Azure Cosmos DB
Working with Azure Cosmos DB usually is a pleasure. The initial setup process is fast and easy, working with documents very intuitive and once you go to production you don’t encounter any scaling barriers. It might not be the cheapest database out there, but you get what you pay for.
Though we like working with Cosmos DB there are some pain points, you encounter along the road. The main issues we found would be a non-satisfying out-of-the-box backup mechanism and limitations to the API you choose. When you start with Azure Cosmos DB, you choose a query API. What you choose depends on the needs of your application. You can choose the graph API and query with gremlin, you can choose a mongo API, Cassandra API, use the Table API or fall back to a SQL-like API.
No DELETE in the SQL API
We use the SQL API. Coming from SQL databases this felt natural. However, there are two big restrictions:
- You can’t use most of SQL’s build in functions/keywords – but you can write your own userDefinedFunctions for whatever you want!
- You choose a query language. So only
SELECT ... from WHERE ...is allowed. No
This might sound strange, but you are not able to just
DELETE * from c WHERE c._ts < unixTimeStamp. There are multiple ways of deleting documents, though. You can use any of the SDKs and write your own service, you can use stored procedures or delete documents manual – depending on your use case, which is fine most of the time.
Our use case was the following: "We <as development team> want to delete all data roughly before November 15th 2018". In other words, we want a simple bulk delete.
We came up with multiple ideas how to do it:
- Write our own clean up (micro) service or enhance our existing persistency service. Good idea. We will do that in the future. However, we should have good tests in place when we want to ship a deleting service to production.
- Use the time to live (TTL) feature of Cosmos DB.
The easy way
You can set a TTL for documents and/or containers (for SQL API: collections): The easiest way is to enable a TTL for documents, wait for the cosmos db to do the cleanup and then disable TTL again. Problem solved.

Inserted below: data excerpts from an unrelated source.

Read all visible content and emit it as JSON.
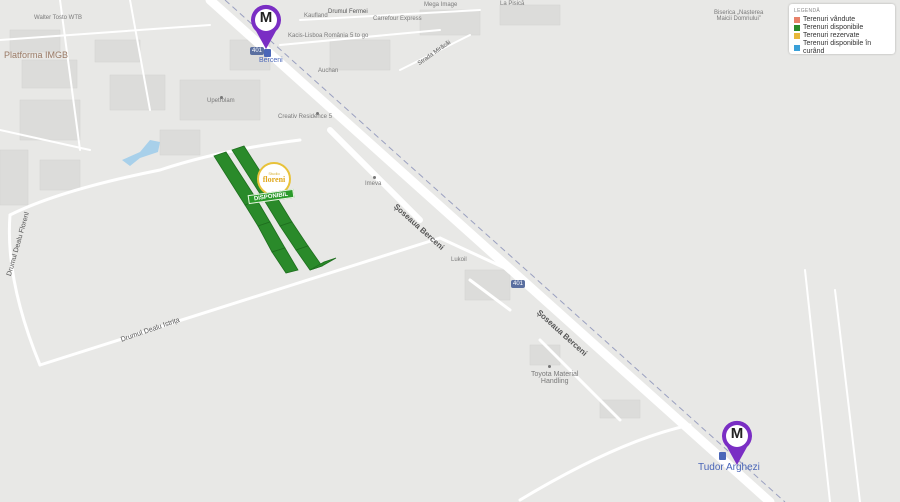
{
  "legend": {
    "title": "LEGENDĂ",
    "items": [
      {
        "label": "Terenuri vândute",
        "color": "#e8826a"
      },
      {
        "label": "Terenuri disponibile",
        "color": "#2a8a2a"
      },
      {
        "label": "Terenuri rezervate",
        "color": "#e8b83a"
      },
      {
        "label": "Terenuri disponibile în curând",
        "color": "#3aa0d8"
      }
    ]
  },
  "metro": {
    "top_station": "Berceni",
    "bottom_station": "Tudor Arghezi",
    "pin_letter": "M",
    "pin_color": "#7a2ec4"
  },
  "project": {
    "brand_small": "Studio",
    "brand": "floreni",
    "badge": "DISPONIBIL",
    "plot_color": "#2a8a2a"
  },
  "roads": {
    "main_1": "Șoseaua Berceni",
    "main_2": "Șoseaua Berceni",
    "istrita": "Drumul Dealu Istrița",
    "floreni": "Drumul Dealu Florenl",
    "farmei": "Drumul Fermei",
    "mirkului": "Strada Mirăcăi",
    "route_top": "401",
    "route_mid": "401"
  },
  "places": {
    "platforma": "Platforma IMGB",
    "walter": "Walter Tosto WTB",
    "upetrolam": "Upetrolam",
    "creativ": "Creativ Residence 5",
    "imeva": "Imeva",
    "lukoil": "Lukoil",
    "toyota": "Toyota Material\nHandling",
    "auchan": "Auchan",
    "kaufland": "Kaufland",
    "carrefour": "Carrefour Express",
    "kacis": "Kacis-Lisboa România",
    "fitgo": "5 to go",
    "mega": "Mega Image",
    "lapaica": "La Pisică",
    "biserica": "Biserica „Nașterea\nMaicii Domnului”"
  }
}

Our scenario: We have 67051 documents in one dev database. This is 1.72 GB of data and 142 MB for indexing. The newest document is from 27-Feb 2019, the oldest from 21-Jun 2018. We want to remove all data before 15-Nov 2018. So June, July, August, September, half of November. By default, every document in a collection contains a property
_ts representing the unix time of the last change.
Documents we want to delete have a timestamp
1529566057 <= _ts < 1542240000 (1529566057 is 21 June 2018 07:27:37; 1542240000 is 15 November 2018 00:00:00).
The needed TTL to delete these documents is
“unixTime.now()” - 1542240000 (15-Nov 2018 00:00:00). In our case 9042542 seconds. We use 9042542 as TTL in the database.
From now on all documents with a passed TTL are hidden and we cannot query for them anymore (
SELECT (1) from c will not count them). However when we disable the TTL now again, the documents are visible again. We need to wait until cosmos db cleans the data up (can take some time). The cleanup will consume RU/s. We know the data is actually deleted when the data size in the metrics view shrinks.
There is a way to enable TTL for a collection, but not set a default ("TTL: on (no default)"). You can then set the TTL per document. So you can persist some of your documents permanently and dispose some (e.g. keep regression test data for two weeks, but delete automatically after to not generate data waste). Find more information on this topic at [the Microsoft documentation](https://docs.microsoft.com/en-us/azure/cosmos-db/how-to-time-to-live#set-time-to-live-on-an-item "set time to live on an item").
Thank you for this article! Regarding what you say about “We need to wait until cosmos db cleans the data up” – how long does this take, in your experience? I have now waited 15 hours for my storage space to go down but it has yet to happen.
I think it depends on your defined throughput. A couple hundred documents should be deleted in roughly 10 min. 100k documents in about 4 hrs, I’d say. What’s your RU/s? I went with 10000 during cleanup.
Thank you for your reply! It’s been sitting on 3500 RUs and the metrics don’t show any high RU consumption over the past 15 hours. 130k documents, total around 700 MB in data size being deleted.